Winning approval outside of that zone is hard. That was the case for the developer who waited four years to build multiunit housing on the lot of a former landscaping business, which is a short distance from the high-end shopping district.
“Should it have gone faster? I’m sure from anyone’s perspective, it was not streamlined. But it was not one of the processes that was enacted by my Planning and Zoning Commission. That was a developer who took his own path,” Young said. “If we’ve laid out the red carpet and asked you to come, you’re more likely to get what you need more quickly.”
Stephens, the zoning commissioner, said there were legitimate reasons for the application to take so long, none of which had to do with the type of residents it would attract.
“We have one of the most welcoming communities here,” Stephens said. “We go above and beyond. I would be aghast if anyone suggested differently.”
Marpe said he must listen to voters.
“I have to respect the fact that people who have moved here, or have grown up here and continue to live here, are here because the nature of the community is what they are looking for,” Marpe said. “So to try and change that nature with large structures maybe gets to some goal, but I don’t believe [that’s why] people who have invested in this community and want to be part of this community … came here or stayed here.”
When asked if the town has, in fact, purchased or arranged for others to purchase property to keep it from being developed as affordable housing, Marpe said it is not a strategy of the town to avoid having more affordable housing.
He facilitated the purchase of the Westport Inn because it’s the town’s only hotel outside a 12-room inn on the Long Island Sound, he explained.
“When we have had serious storms, the Westport Inn was the one place we could offer somewhat permanent shelter,” he said. “I believe there is a need for that as well. That was the motivating factor in my mind.”
Several hotels are a few miles down the road in Norwalk or Fairfield.
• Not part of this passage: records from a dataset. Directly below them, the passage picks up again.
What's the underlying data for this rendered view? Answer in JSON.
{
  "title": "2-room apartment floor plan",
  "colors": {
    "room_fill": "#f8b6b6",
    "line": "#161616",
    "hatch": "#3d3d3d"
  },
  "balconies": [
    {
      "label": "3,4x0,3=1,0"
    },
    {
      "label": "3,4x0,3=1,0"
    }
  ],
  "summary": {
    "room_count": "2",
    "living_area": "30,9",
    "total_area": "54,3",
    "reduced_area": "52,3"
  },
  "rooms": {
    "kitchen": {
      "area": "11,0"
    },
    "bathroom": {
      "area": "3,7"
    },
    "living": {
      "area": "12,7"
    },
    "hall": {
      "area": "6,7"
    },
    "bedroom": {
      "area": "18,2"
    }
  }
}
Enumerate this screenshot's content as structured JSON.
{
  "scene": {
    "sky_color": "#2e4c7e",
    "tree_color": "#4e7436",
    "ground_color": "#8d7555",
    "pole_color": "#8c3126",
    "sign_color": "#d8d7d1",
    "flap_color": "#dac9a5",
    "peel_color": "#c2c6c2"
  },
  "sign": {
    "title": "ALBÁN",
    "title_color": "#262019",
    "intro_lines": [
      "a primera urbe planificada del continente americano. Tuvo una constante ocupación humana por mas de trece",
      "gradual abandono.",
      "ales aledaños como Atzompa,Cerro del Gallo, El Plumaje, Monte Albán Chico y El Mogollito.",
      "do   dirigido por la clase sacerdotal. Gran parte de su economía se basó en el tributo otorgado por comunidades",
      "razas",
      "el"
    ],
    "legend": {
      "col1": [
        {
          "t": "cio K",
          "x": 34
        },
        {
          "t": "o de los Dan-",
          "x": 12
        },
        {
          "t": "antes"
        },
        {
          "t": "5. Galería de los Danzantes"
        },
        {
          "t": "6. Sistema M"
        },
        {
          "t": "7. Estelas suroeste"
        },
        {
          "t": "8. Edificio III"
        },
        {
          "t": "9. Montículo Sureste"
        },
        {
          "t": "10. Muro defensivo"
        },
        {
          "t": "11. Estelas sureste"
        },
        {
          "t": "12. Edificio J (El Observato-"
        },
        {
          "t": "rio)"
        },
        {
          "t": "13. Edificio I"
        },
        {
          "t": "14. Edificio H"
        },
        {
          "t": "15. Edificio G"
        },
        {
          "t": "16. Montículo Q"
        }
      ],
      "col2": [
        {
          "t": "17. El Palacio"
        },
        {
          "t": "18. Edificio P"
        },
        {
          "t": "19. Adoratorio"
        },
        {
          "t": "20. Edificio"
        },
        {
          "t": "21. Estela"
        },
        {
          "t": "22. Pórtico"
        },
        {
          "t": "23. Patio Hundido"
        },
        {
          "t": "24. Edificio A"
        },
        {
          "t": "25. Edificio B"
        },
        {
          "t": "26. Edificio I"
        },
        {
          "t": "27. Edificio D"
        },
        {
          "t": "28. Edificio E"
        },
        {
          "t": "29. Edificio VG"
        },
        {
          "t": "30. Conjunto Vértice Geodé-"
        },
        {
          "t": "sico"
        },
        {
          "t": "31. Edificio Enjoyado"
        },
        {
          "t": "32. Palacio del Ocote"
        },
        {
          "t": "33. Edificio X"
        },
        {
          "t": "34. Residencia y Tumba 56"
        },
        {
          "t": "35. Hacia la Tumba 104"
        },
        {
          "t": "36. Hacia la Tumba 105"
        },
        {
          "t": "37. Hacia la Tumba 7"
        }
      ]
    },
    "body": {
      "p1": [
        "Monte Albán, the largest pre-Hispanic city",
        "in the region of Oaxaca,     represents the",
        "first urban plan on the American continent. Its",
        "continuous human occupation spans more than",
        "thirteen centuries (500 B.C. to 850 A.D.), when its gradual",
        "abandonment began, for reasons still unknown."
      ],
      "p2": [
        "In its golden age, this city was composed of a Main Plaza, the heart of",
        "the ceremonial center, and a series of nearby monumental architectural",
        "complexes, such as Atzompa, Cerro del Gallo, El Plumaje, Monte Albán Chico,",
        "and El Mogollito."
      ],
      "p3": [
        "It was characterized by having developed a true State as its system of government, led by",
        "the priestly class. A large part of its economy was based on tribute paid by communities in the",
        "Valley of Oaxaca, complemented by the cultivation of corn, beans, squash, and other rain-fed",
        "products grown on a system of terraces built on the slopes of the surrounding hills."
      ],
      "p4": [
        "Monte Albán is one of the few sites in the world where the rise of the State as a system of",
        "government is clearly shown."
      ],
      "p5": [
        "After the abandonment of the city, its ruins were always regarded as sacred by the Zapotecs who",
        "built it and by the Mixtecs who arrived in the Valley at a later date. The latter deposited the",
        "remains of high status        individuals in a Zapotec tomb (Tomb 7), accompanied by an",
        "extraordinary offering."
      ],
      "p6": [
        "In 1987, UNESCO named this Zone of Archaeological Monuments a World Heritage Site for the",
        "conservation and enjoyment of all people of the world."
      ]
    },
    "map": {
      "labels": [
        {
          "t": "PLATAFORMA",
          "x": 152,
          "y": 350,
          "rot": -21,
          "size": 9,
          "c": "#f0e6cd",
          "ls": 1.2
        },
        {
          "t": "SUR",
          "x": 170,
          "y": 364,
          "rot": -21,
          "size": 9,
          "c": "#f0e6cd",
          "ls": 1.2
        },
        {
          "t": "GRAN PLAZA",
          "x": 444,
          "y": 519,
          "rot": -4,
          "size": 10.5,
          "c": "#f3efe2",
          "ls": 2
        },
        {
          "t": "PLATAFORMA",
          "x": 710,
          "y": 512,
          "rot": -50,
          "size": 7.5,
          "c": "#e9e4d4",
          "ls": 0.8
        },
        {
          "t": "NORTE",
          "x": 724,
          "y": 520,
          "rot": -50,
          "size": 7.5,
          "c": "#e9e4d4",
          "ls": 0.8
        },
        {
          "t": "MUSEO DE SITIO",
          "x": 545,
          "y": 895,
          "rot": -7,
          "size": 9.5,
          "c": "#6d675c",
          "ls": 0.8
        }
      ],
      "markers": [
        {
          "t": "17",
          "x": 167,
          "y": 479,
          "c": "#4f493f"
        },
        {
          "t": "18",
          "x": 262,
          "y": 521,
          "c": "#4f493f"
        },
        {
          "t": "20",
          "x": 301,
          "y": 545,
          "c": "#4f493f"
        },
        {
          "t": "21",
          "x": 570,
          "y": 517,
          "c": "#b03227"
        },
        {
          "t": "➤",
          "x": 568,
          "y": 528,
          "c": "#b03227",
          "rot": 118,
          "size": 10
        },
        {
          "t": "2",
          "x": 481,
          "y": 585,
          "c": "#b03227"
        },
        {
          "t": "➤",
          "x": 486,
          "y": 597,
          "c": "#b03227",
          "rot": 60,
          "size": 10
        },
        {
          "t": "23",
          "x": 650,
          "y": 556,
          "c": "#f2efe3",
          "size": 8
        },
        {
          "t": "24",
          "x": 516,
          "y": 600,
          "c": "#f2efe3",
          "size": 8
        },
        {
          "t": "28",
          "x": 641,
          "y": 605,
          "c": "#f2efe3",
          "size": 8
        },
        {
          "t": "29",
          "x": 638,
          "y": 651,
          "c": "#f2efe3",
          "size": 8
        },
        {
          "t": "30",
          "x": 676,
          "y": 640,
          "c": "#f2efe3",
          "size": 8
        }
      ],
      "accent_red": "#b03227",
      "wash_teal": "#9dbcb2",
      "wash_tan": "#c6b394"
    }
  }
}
The new developments that have been built in Westport are not meeting the demand for affordable housing.
The last time the town’s housing authority opened its wait list three years ago, 1,000 people applied in 30 days. Then the waitlist closed, and it hasn’t been opened since. The housing authority still gets calls every day, including on weekends.
“They come in at all hours,” said Carol Martin, the executive director of the Westport Housing Authority. “It is very much at a crisis.”